By Abdul Rahman al-Rashid
This commentary was published in Asharq al-Awsat on 26/12/2010
Within a few days the southerners in Sudan will probably be voting for secession from the north, and then a state will be established and one of its aspects is that it will be the first Christian country in the region. Bear in mind that the Christians are not the majority of the population of the south, because the majority is a collection of subscribers to other beliefs, but the southern Christians are more numerous than the Muslims, and this makes the south a state of Christian character in its shape, and probably in its government.
The independence comes at the same time when some 14 million "Arab" Christians are facing a crisis, which is the most dangerous for their existence in a region in which they are historically the oldest inhabitants. They consider that they face particular discrimination and siege by the ideological and armed Islamist extremist groups. The Christians in Iraq today celebrate Christmas under armed protection that has been imposed on their churches after the latest massacre carried out by Al-Qaeda. The Christian Copts in Egypt recently went through a bloody confrontation, the Christians in Lebanon are in a continuous state of shrinking that increases with the rise in sectarian tension, and in Palestine; the numerical shrinking of the Christians is even more acute.The Christians in Jordan and Syria are less exposed to problems.
Despite the fact that the encroachment upon, and in some cases the deliberate terrorism against the Arab Christians is real, it is only a part of the dilemma of the entire region. This is because the Islamist extremism directed against the Muslims themselves is greater and more programmed by these groups. The fact is that the magnitude of the targeting of the Christians, whether in Iraq, Egypt, or Sudan, is limited, whether in the address or in the practice of the extremist groups. Indeed there is a campaign against the Arab Christians, but they certainly are the victims of the comprehensive violence led by the extremists; the campaign targets first and second the other schools of thinking such as the Sunnis and the Shiites, and targets the Muslim majority that disagrees with these groups on everything.

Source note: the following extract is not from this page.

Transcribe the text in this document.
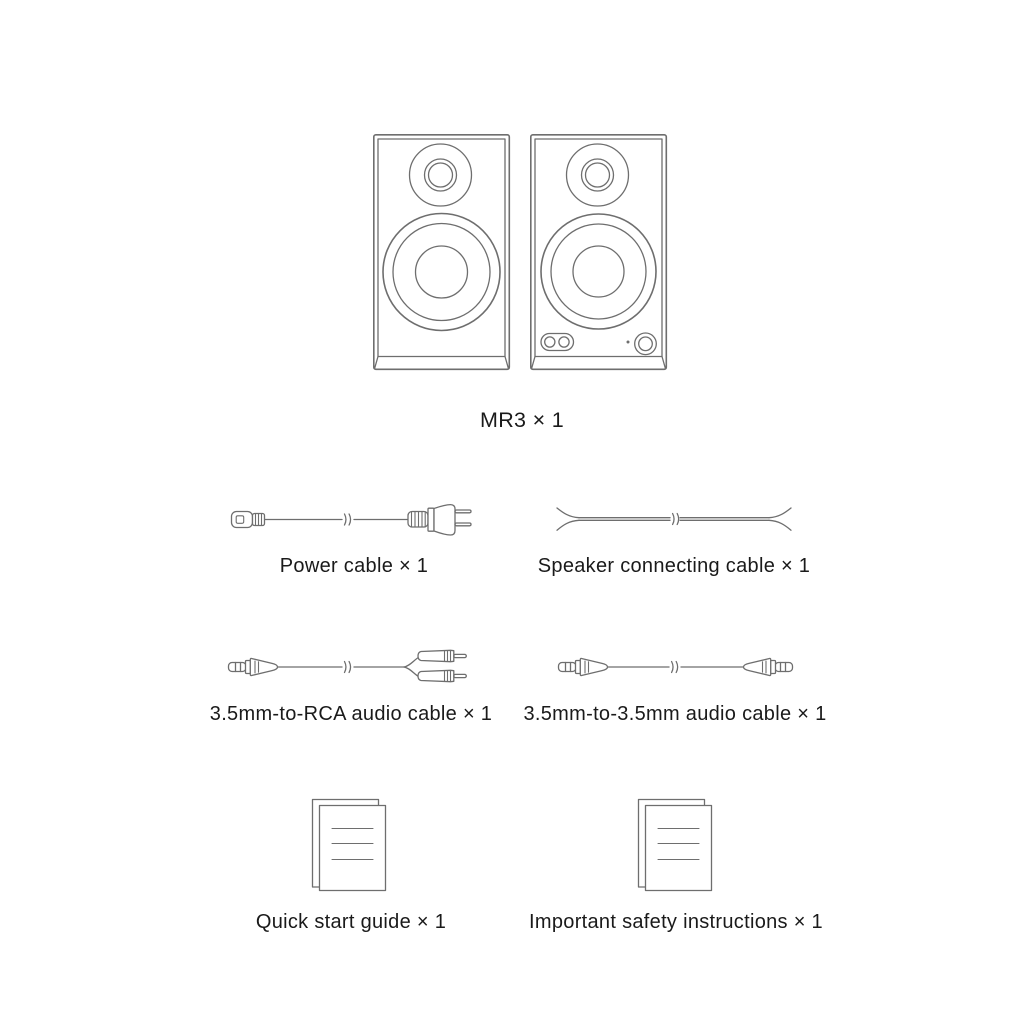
MR3 × 1
Power cable × 1	Speaker connecting cable × 1
3.5mm-to-RCA audio cable × 1 3.5mm-to-3.5mm audio cable × 1
Quick start guide × 1	Important safety instructions × 1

The problem of the Arab Christian citizen is the same problem as that of the other citizen in his individual rights and unknown future. This is a general situation, and not one peculiar to a sect or group. The cure for this problem is not through building states or returning to the time of the ghetto. Also it is regrettable that there is a project of semi-collective emigration, which has become the dream of the persecuted Christian, and also the dream of many of the persecuted, poor, and youths among the Arab Muslims, who share the queues for emigration visas every morning in front of foreign consulates hoping to escape to a better world.
The Christians are a minority that is getting smaller. They live, the same as the majority, between the jaws of a pincer of oppressive regimes and terrorist organizations. In this general climate the Christians are deprived of the same things of which the rest of the citizens are deprived; it does not seem that in the near future this will be transformed into a world over which the respect of individual rights and constitutionally-protected equal citizenship prevail. This is the crisis of all and not only of the minorities.
The talk about singling the Christians out for persecution and terrorism, apart from being not true, includes a spirit of capitulation to and serving of the aims of the extremist groups by getting rid of the Arab Christians, and removing a sector that shares the land, has rights, and is a fundamental constituent of the Arab culture.